Both Koppert and Biobest strongly dispute Thorp’s hypothesis and argue that the pathogen entered their facilities from wild bees collected for the purpose of replenishing genetic stock. In the early 1990s, Koppert helped to establish a joint venture, Bees West Inc., which had a rearing facility near Watsonville, California. Tom Kueneman, the founder of Bees West and one of those who opposed the trans-Atlantic shipment of bumblebees, says the company used only three collection sites within about 50 miles of Watsonville, and that there was only one small commercial greenhouse nearby; otherwise, the nearest facilities were at least 150 miles from the company’s headquarters. Kueneman adds that Koppert and Bees West had close to 99 percent of the market share west of the Rockies and that Biobest had a very small presence there. “It’s really a non-story if you want to look at scientific facts,” he says.

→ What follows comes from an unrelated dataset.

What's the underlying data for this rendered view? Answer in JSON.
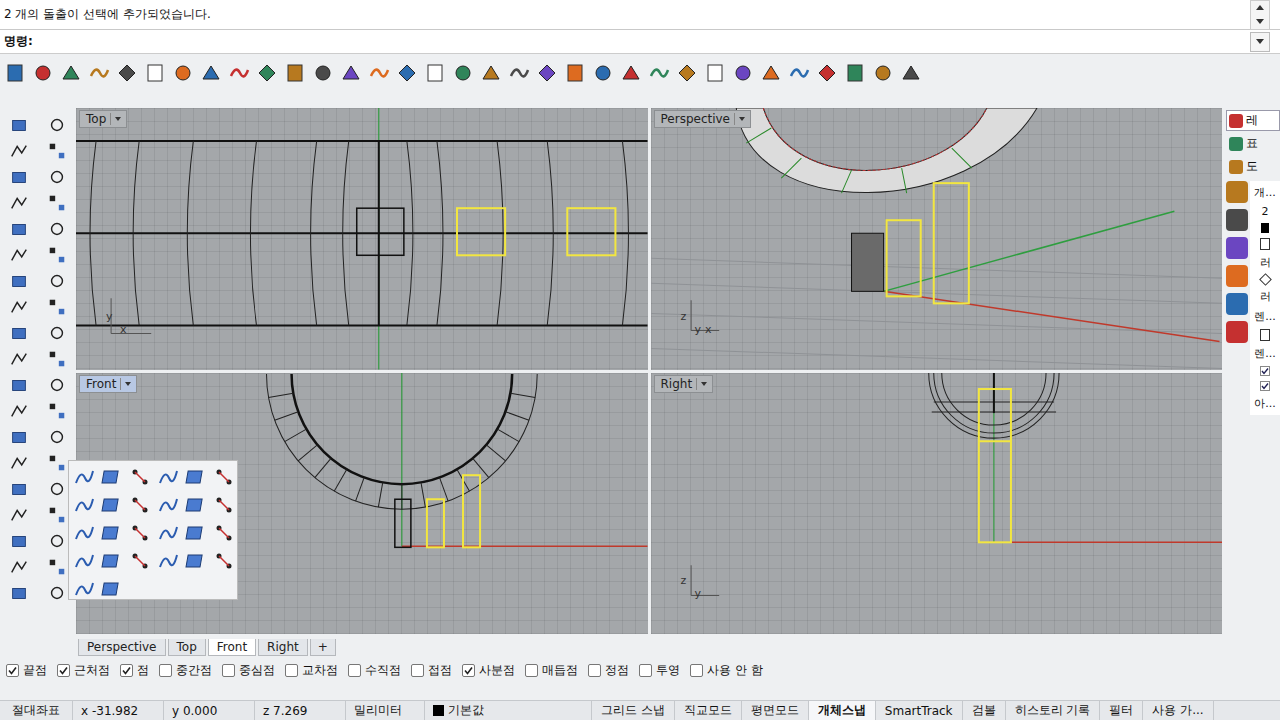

Kueneman and Rene Ruiter, Koppert’s general manager, argue that the very wet El Niño years and high humidity of the mid-1990s led to a higher prevalence of N. bombi among native populations of B. occidentalis. When those bees were collected and housed at high density, the disease spread quickly and wiped out the commercial stock.

“Back in the ‘90s, we collected B. occidentalis in California … and it had a lot of nosema,” Ruiter says. “That was the reason why we discontinued B. occidentalis. The bee itself contained nosema and we were unable to stamp it out.”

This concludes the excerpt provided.